Don't worry, the headline is much more dire than the underlying message. Long story short, there are always some counter-trend influences even when the bond market is trending decisively in one direction. One might refer to the trend since May or to last week's CPI reaction as decisive. As such, one might increasingly expect some ground to be given. We could certainly argue that we've seen resistance in bonds ever since the middle of Thursday morning, following the CPI rally. In a figurative sense, this re-sets the board for the next move, and big ticket economic data helps determine the direction of that move.

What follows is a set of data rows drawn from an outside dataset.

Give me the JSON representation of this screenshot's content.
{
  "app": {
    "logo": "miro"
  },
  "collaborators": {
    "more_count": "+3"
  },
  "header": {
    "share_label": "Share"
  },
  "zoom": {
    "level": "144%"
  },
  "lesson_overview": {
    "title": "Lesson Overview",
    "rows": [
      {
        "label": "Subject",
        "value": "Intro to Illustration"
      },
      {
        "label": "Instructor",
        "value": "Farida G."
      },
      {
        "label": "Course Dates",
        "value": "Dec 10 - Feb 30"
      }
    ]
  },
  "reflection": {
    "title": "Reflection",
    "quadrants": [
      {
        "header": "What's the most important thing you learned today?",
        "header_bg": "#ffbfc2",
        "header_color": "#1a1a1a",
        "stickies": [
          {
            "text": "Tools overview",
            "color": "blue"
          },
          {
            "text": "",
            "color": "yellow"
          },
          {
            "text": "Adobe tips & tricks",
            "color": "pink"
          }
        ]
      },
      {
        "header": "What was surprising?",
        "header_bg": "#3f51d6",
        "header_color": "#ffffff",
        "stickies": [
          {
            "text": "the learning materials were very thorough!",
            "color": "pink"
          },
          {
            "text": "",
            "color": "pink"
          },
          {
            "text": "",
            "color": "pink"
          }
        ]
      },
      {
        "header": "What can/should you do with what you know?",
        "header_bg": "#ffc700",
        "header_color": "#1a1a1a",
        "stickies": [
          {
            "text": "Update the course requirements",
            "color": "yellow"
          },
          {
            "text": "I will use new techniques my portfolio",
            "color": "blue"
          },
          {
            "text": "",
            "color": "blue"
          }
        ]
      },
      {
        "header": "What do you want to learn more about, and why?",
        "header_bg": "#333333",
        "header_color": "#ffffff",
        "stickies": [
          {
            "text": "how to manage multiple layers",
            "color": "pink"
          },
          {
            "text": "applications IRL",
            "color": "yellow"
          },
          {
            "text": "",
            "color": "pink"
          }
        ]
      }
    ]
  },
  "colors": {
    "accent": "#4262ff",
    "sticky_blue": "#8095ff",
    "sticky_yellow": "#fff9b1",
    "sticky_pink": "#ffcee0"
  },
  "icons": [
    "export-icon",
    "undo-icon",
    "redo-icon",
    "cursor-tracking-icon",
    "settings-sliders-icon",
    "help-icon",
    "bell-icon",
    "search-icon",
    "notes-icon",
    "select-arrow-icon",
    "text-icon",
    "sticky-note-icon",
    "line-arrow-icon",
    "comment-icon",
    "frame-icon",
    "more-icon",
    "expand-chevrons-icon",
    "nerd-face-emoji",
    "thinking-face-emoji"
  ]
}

Modestly weaker overnight but holding ground so far. MBS down just over an eighth and 10yr up 4.3bps at 4.227.
01:04 PM
Losing some ground as Powell speaks. MBS down 2 ticks from highs (0.06) and an eighth on the day. 10yr up 4.4bps at 4.227
02:55 PM
Still under some pressure, MBS down 7 ticks (.22) and 10yr up 4.3bps at 4.227
03:35 PM
Weakest levels of the day for MBS, down 7 ticks (.22). 10yr up 4.6bps at 4.229
Lock / Float Considerations
Last week's CPI helped solidify the on-again, off-again downtrend in rates that began in May. The burden of proof is increasingly on bond bears and upbeat econ data. That is welcome news for risk-tolerant clients, but it's good to remember that there are always pockets of correction in any trend. The more we push long term lows, the more such risks make sense to consider. Beyond that, "data dependency" reigns supreme. In the shortest term, Tuesday's Retail Sales is likely the biggest risk of the week on the data front.